1. Inclusion of excessive fees into loans.
2. Unrealistic and higher than warranted Interest Rates.
3. Ignoring the borrowers true ability to pay.
4. Loan to Value Issues.
5. Prepayment Penalties (most common in subprime loans).
6. Negative Amortization Loans.
7. Unfair Balloon Payments.
Inclusion of excessive fees into loans. Borrowers whose loans fall into the predatory lending category often have huge fees financed into the loan by digging into the equity of the property with future additional interest to come. The bank average to originate loans is 1%-2% and routinely those who are victim of predatory lending have fees in excess of 8%.

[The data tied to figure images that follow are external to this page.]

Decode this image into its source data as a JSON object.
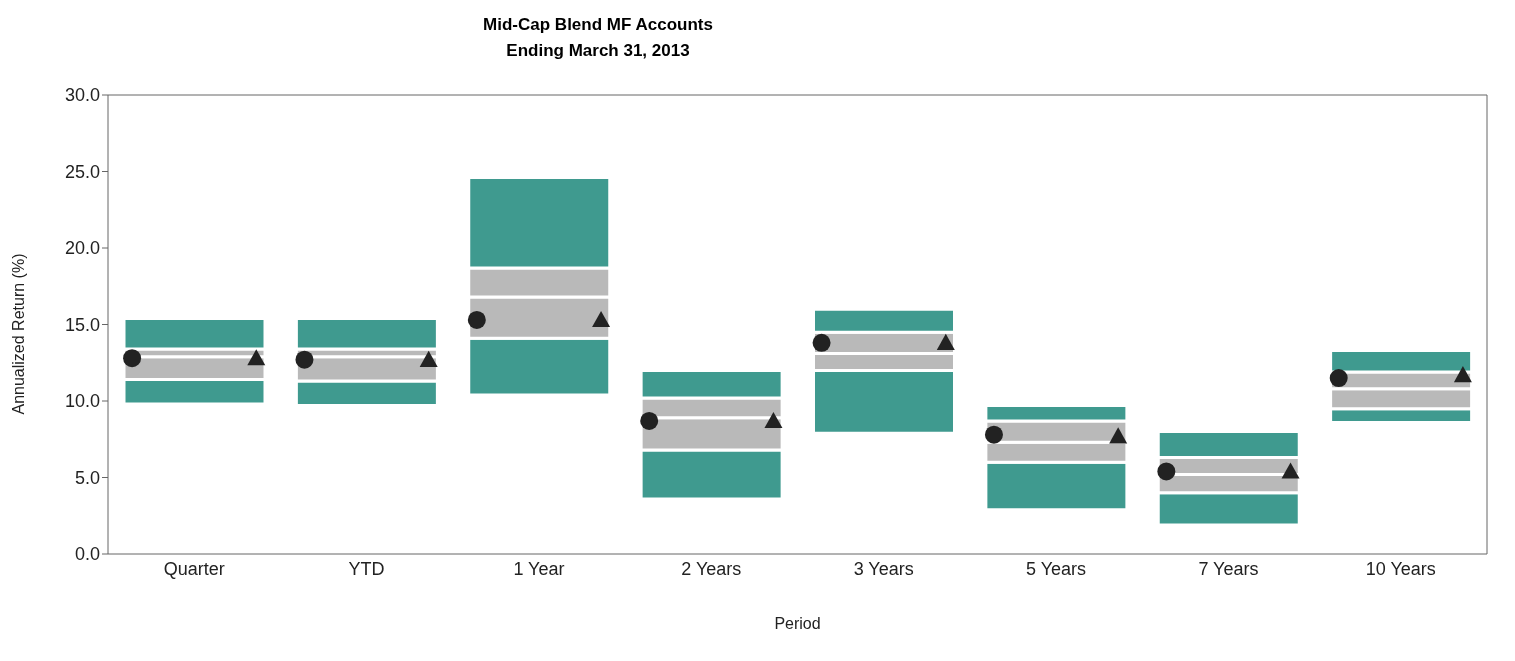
{
  "chart_data": {
    "type": "bar",
    "title": "Mid-Cap Blend MF Accounts",
    "subtitle": "Ending March 31, 2013",
    "xlabel": "Period",
    "ylabel": "Annualized Return (%)",
    "categories": [
      "Quarter",
      "YTD",
      "1 Year",
      "2 Years",
      "3 Years",
      "5 Years",
      "7 Years",
      "10 Years"
    ],
    "series": [
      {
        "color": "#3f9a8f",
        "base": [
          9.8,
          9.7,
          10.4,
          3.6,
          7.9,
          2.9,
          1.9,
          8.6
        ],
        "values": [
          1.6,
          1.6,
          3.7,
          3.2,
          4.1,
          3.1,
          2.1,
          0.9
        ]
      },
      {
        "color": "#b9b9b9",
        "base": [
          11.4,
          11.3,
          14.1,
          6.8,
          12.0,
          6.0,
          4.0,
          9.5
        ],
        "values": [
          1.5,
          1.6,
          2.7,
          2.1,
          1.1,
          1.3,
          1.2,
          1.3
        ]
      },
      {
        "color": "#b9b9b9",
        "base": [
          12.9,
          12.9,
          16.8,
          8.9,
          13.1,
          7.3,
          5.2,
          10.8
        ],
        "values": [
          0.5,
          0.5,
          1.9,
          1.3,
          1.4,
          1.4,
          1.1,
          1.1
        ]
      },
      {
        "color": "#3f9a8f",
        "base": [
          13.4,
          13.4,
          18.7,
          10.2,
          14.5,
          8.7,
          6.3,
          11.9
        ],
        "values": [
          2.0,
          2.0,
          5.9,
          1.8,
          1.5,
          1.0,
          1.7,
          1.4
        ]
      },
      {
        "type": "scatter",
        "marker": "circle",
        "color": "#222222",
        "x": [
          "Quarter",
          "YTD",
          "1 Year",
          "2 Years",
          "3 Years",
          "5 Years",
          "7 Years",
          "10 Years"
        ],
        "values": [
          12.8,
          12.7,
          15.3,
          8.7,
          13.8,
          7.8,
          5.4,
          11.5
        ]
      },
      {
        "type": "scatter",
        "marker": "triangle",
        "color": "#222222",
        "x": [
          "Quarter",
          "YTD",
          "1 Year",
          "2 Years",
          "3 Years",
          "5 Years",
          "7 Years",
          "10 Years"
        ],
        "values": [
          12.8,
          12.7,
          15.3,
          8.7,
          13.8,
          7.7,
          5.4,
          11.7
        ]
      }
    ],
    "ylim": [
      0,
      30
    ],
    "yticks": [
      {
        "value": 0,
        "label": "0.0"
      },
      {
        "value": 5,
        "label": "5.0"
      },
      {
        "value": 10,
        "label": "10.0"
      },
      {
        "value": 15,
        "label": "15.0"
      },
      {
        "value": 20,
        "label": "20.0"
      },
      {
        "value": 25,
        "label": "25.0"
      },
      {
        "value": 30,
        "label": "30.0"
      }
    ],
    "grid": false,
    "legend": false
  }
}
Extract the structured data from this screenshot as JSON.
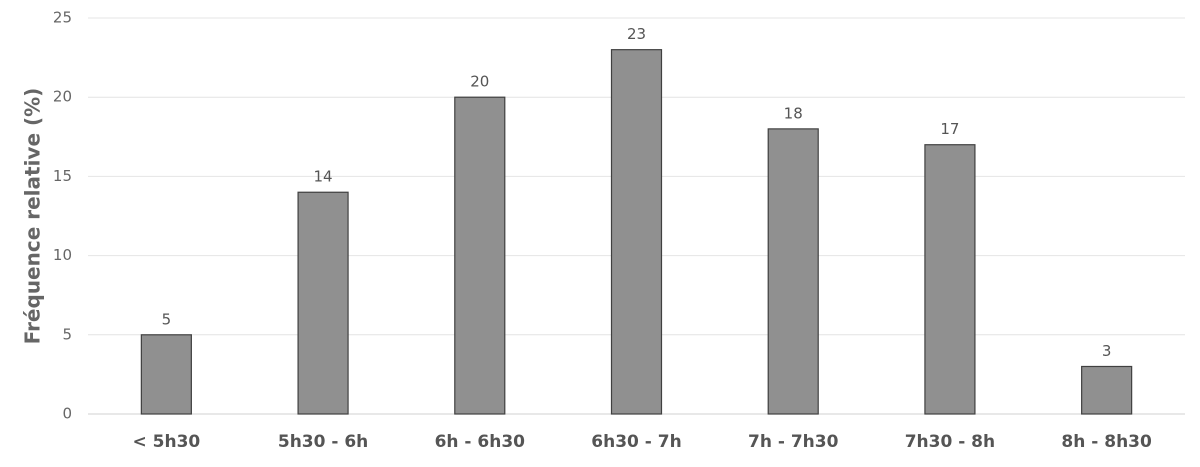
{
  "chart_data": {
    "type": "bar",
    "ylabel": "Fréquence relative (%)",
    "categories": [
      "< 5h30",
      "5h30 - 6h",
      "6h - 6h30",
      "6h30 - 7h",
      "7h - 7h30",
      "7h30 - 8h",
      "8h - 8h30"
    ],
    "values": [
      5,
      14,
      20,
      23,
      18,
      17,
      3
    ],
    "color": "#909090",
    "ylim": [
      0,
      25
    ],
    "yticks": [
      0,
      5,
      10,
      15,
      20,
      25
    ],
    "grid": true
  }
}
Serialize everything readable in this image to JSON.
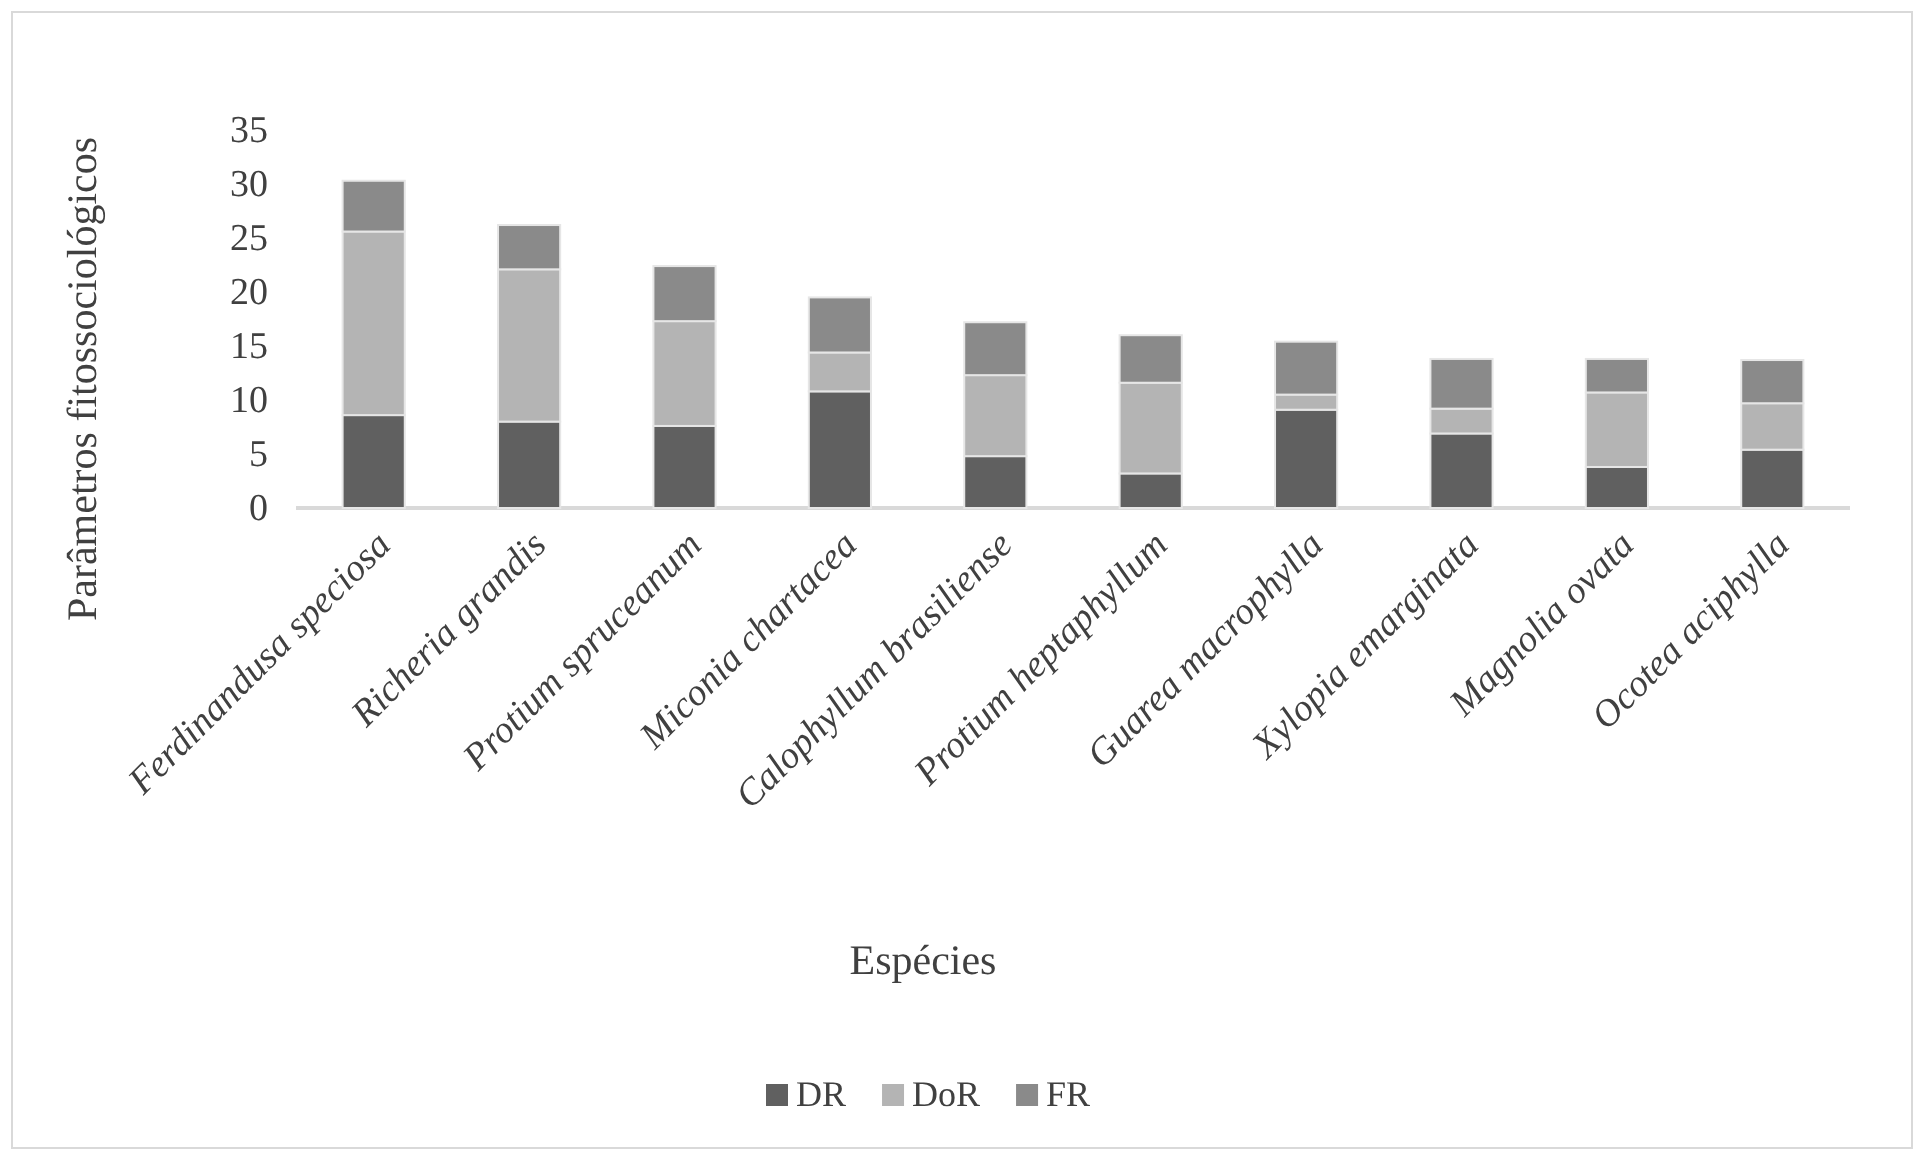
{
  "chart_data": {
    "type": "bar",
    "stacked": true,
    "xlabel": "Espécies",
    "ylabel": "Parâmetros fitossociológicos",
    "categories": [
      "Ferdinandusa speciosa",
      "Richeria grandis",
      "Protium spruceanum",
      "Miconia chartacea",
      "Calophyllum brasiliense",
      "Protium heptaphyllum",
      "Guarea macrophylla",
      "Xylopia emarginata",
      "Magnolia ovata",
      "Ocotea aciphylla"
    ],
    "series": [
      {
        "name": "DR",
        "color": "#606060",
        "values": [
          8.6,
          8.0,
          7.6,
          10.8,
          4.8,
          3.2,
          9.1,
          6.9,
          3.8,
          5.4
        ]
      },
      {
        "name": "DoR",
        "color": "#b4b4b4",
        "values": [
          17.0,
          14.1,
          9.7,
          3.6,
          7.5,
          8.4,
          1.4,
          2.3,
          6.9,
          4.3
        ]
      },
      {
        "name": "FR",
        "color": "#8a8a8a",
        "values": [
          4.7,
          4.1,
          5.1,
          5.1,
          4.9,
          4.4,
          4.9,
          4.6,
          3.1,
          4.0
        ]
      }
    ],
    "ylim": [
      0,
      35
    ],
    "yticks": [
      0,
      5,
      10,
      15,
      20,
      25,
      30,
      35
    ],
    "grid": false,
    "legend": "bottom"
  }
}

Unrealistic and higher than warranted Interest Rates. It makes sense that subprime lenders “should” charge a higher than normal rate because of the bigger credit risk that coincides with borrowers whose credit is anything other than excellent. However, as the subprime market exploded so did the number of borrowers who were unnecessarily slotted into a subprime loan. Higher interest rates means more money for the lending bank. Borrowers with perfect credit are regularly charged interest rates 3 to 6 points higher than the market rates; with some subprime lenders, there simply is no lower rate, no matter how good the credit.